Seren Thorne

Personal information
- Born: Gwenllian Seren Thorne 3 November 2003 (age 22) Haverfordwest
- Education: Ysgol Casblaidd, Ysgol Bro Gwaun, Haverfordwest VC High School.

Sport
- Country: United Kingdom; Wales;
- Sport: Shooting
- Event: 10 metre air rifle;

Medal record
Women's shooting
Representing Great Britain
World Cup
| Silver medal – second place | 2024 Granada | 10m Air Rifle Women Junior |
| Bronze medal – third place | 2024 Granada | 10m Air Rifle Mixed Team Junior |

= Seren Thorne =

British sport shooter

Gwenllian Seren Thorne (born 3 November 2003) is a British sports shooter who won two medals at the ISSF Junior World Cup in Granada. She is the British Junior Women's record holder for both Qualification and Finals in the 10 metre air rifle event.

==Career==
Thorne began shooting as a teenager. In 2021, she was the top ranked Welsh athlete in the British Shooting Schools Rifle Championship. She placed third in the National Finals.

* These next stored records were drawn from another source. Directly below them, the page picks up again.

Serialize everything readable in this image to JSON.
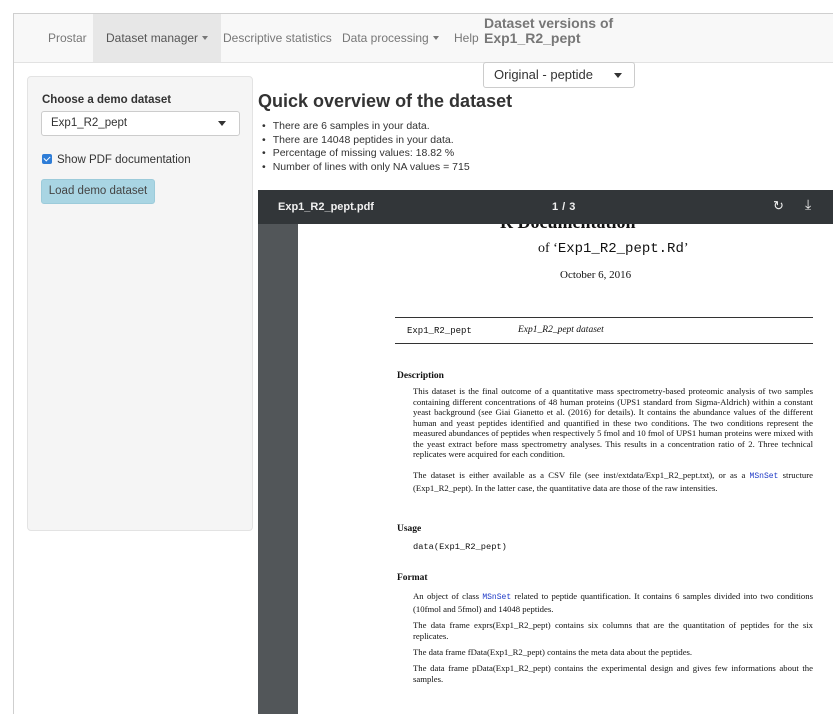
{
  "navbar": {
    "brand": "Prostar",
    "menu_dataset_manager": "Dataset manager",
    "menu_descriptive_stats": "Descriptive statistics",
    "menu_data_processing": "Data processing",
    "menu_help": "Help",
    "versions_title_line1": "Dataset versions of",
    "versions_title_line2": "Exp1_R2_pept",
    "version_selected": "Original - peptide"
  },
  "sidebar": {
    "choose_label": "Choose a demo dataset",
    "dataset_selected": "Exp1_R2_pept",
    "show_pdf_label": "Show PDF documentation",
    "show_pdf_checked": true,
    "load_button": "Load demo dataset"
  },
  "main": {
    "title": "Quick overview of the dataset",
    "bullets": [
      "There are 6 samples in your data.",
      "There are 14048 peptides in your data.",
      "Percentage of missing values: 18.82 %",
      "Number of lines with only NA values = 715"
    ]
  },
  "pdf": {
    "filename": "Exp1_R2_pept.pdf",
    "page_indicator": "1 / 3",
    "rotate_icon": "↻",
    "download_icon": "⤓",
    "doc_title_cut": "R Documentation",
    "doc_of_prefix": "of ‘",
    "doc_of_name": "Exp1_R2_pept.Rd",
    "doc_of_suffix": "’",
    "doc_date": "October 6, 2016",
    "entry_name": "Exp1_R2_pept",
    "entry_alias": "Exp1_R2_pept dataset",
    "h_description": "Description",
    "description_p1": "This dataset is the final outcome of a quantitative mass spectrometry-based proteomic analysis of two samples containing different concentrations of 48 human proteins (UPS1 standard from Sigma-Aldrich) within a constant yeast background (see Giai Gianetto et al. (2016) for details). It contains the abundance values of the different human and yeast peptides identified and quantified in these two conditions. The two conditions represent the measured abundances of peptides when respectively 5 fmol and 10 fmol of UPS1 human proteins were mixed with the yeast extract before mass spectrometry analyses. This results in a concentration ratio of 2. Three technical replicates were acquired for each condition.",
    "description_p2_a": "The dataset is either available as a CSV file (see inst/extdata/Exp1_R2_pept.txt), or as a ",
    "description_p2_kw": "MSnSet",
    "description_p2_b": " structure (Exp1_R2_pept). In the latter case, the quantitative data are those of the raw intensities.",
    "h_usage": "Usage",
    "usage_code": "data(Exp1_R2_pept)",
    "h_format": "Format",
    "format_p1_a": "An object of class ",
    "format_p1_kw": "MSnSet",
    "format_p1_b": " related to peptide quantification. It contains 6 samples divided into two conditions (10fmol and 5fmol) and 14048 peptides.",
    "format_p2": "The data frame exprs(Exp1_R2_pept) contains six columns that are the quantitation of peptides for the six replicates.",
    "format_p3": "The data frame fData(Exp1_R2_pept) contains the meta data about the peptides.",
    "format_p4": "The data frame pData(Exp1_R2_pept) contains the experimental design and gives few informations about the samples."
  }
}
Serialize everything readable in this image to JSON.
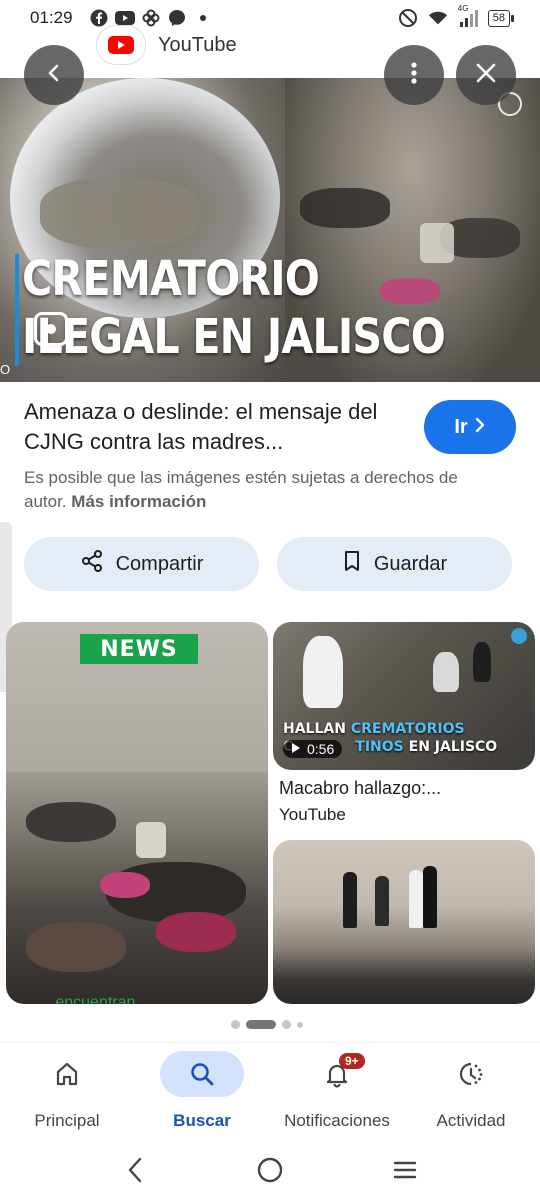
{
  "status_bar": {
    "time": "01:29",
    "left_icons": [
      "facebook-icon",
      "youtube-icon",
      "pinwheel-icon",
      "messenger-icon",
      "dot-icon"
    ],
    "right_icons": [
      "dnd-icon",
      "wifi-icon",
      "signal-4g-icon"
    ],
    "network": "4G",
    "battery": "58"
  },
  "source": {
    "name": "YouTube"
  },
  "hero": {
    "title_line1": "CREMATORIO",
    "title_line2": "ILEGAL EN JALISCO",
    "edge_text": "O"
  },
  "result": {
    "title": "Amenaza o deslinde: el mensaje del CJNG contra las madres...",
    "go_label": "Ir",
    "copyright_text": "Es posible que las imágenes estén sujetas a derechos de autor.",
    "more_info": "Más información",
    "share_label": "Compartir",
    "save_label": "Guardar"
  },
  "grid": {
    "card_a": {
      "logo": "NEWS",
      "caption": "...encuentran..."
    },
    "card_b": {
      "overlay_line1_a": "HALLAN",
      "overlay_line1_b": "CREMATORIOS",
      "overlay_line2_a": "C",
      "overlay_line2_b": "TINOS",
      "overlay_line2_c": "EN JALISCO",
      "duration": "0:56",
      "title": "Macabro hallazgo:...",
      "source": "YouTube"
    }
  },
  "pager": {
    "active_index": 1,
    "count": 4
  },
  "bottom_nav": {
    "items": [
      {
        "label": "Principal",
        "icon": "home-icon"
      },
      {
        "label": "Buscar",
        "icon": "search-icon"
      },
      {
        "label": "Notificaciones",
        "icon": "bell-icon",
        "badge": "9+"
      },
      {
        "label": "Actividad",
        "icon": "activity-icon"
      }
    ],
    "active": "Buscar"
  },
  "colors": {
    "accent": "#1a73e8",
    "pill_bg": "#e4ecf7",
    "nav_active_bg": "#d3e3fd",
    "badge": "#b3261e"
  }
}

In 2022, Seren was selected to represent Wales at the Commonwealth Shooting Federation (European Division) Championships in Cardiff. She finished 7th in the Women's Air Rifle.

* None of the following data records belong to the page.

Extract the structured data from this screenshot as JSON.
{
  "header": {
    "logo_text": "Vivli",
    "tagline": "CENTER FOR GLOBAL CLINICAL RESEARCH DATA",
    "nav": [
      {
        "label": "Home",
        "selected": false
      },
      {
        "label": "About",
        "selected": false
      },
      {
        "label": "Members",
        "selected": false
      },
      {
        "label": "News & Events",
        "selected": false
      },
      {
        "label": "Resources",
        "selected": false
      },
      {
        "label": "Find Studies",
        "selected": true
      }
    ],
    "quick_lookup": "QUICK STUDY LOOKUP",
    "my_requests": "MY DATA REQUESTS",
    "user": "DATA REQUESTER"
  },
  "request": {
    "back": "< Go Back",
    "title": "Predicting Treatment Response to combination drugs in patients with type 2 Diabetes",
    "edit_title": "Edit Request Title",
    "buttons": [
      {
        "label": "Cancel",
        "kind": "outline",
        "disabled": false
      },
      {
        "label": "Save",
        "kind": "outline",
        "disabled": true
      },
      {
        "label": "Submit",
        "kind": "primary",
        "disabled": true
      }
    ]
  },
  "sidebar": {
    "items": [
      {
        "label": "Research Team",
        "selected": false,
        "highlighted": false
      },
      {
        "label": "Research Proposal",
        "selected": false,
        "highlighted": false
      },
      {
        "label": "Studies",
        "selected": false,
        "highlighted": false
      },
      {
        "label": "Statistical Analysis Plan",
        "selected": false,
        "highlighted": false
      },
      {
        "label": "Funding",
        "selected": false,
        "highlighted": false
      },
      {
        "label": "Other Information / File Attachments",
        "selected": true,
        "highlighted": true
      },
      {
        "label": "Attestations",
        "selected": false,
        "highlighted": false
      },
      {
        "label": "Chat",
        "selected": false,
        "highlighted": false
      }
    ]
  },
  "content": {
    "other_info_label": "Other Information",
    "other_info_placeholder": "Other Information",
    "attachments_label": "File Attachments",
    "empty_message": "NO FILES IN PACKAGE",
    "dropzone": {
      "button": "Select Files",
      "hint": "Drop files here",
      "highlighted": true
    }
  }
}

In December 2023, she set a new British Junior Record of 621.8 at the Welsh Airgun Championships in Cardiff.

In February 2024, she won a silver medal in the Air Rifle at the 2024 ISSF Junior World Cup, setting a new British Junior Finals Record. The next day she won a bronze medal in the Air Rifle Mixed Team with teammate Aston Upton.
At the end of February 2024, she became the British Junior Women's Champion at the British Open Airgun Championships.
February 2025 Seren won a silver medal, was named the British Confined Champion and the British Universities champion at the British Open Airgun Championships in her first competition as a senior. She was selected onto the British Olympic Potential programme in April 2025. At the Welsh International Open Airgun Championships, she won a gold and two bronze medals. She was also the Welsh confined senior champion. In January 2026 Seren was selected onto the British Shooting Brisbane and Beyond Pathway. She
shot a Welsh Senior record at the British Shooting Air Series, alongside an MCS for GBR. At the British Open Championships in 2026, Seren won the title of British Women's rifle champion, British Confined Champion and British Universities 10m air champion.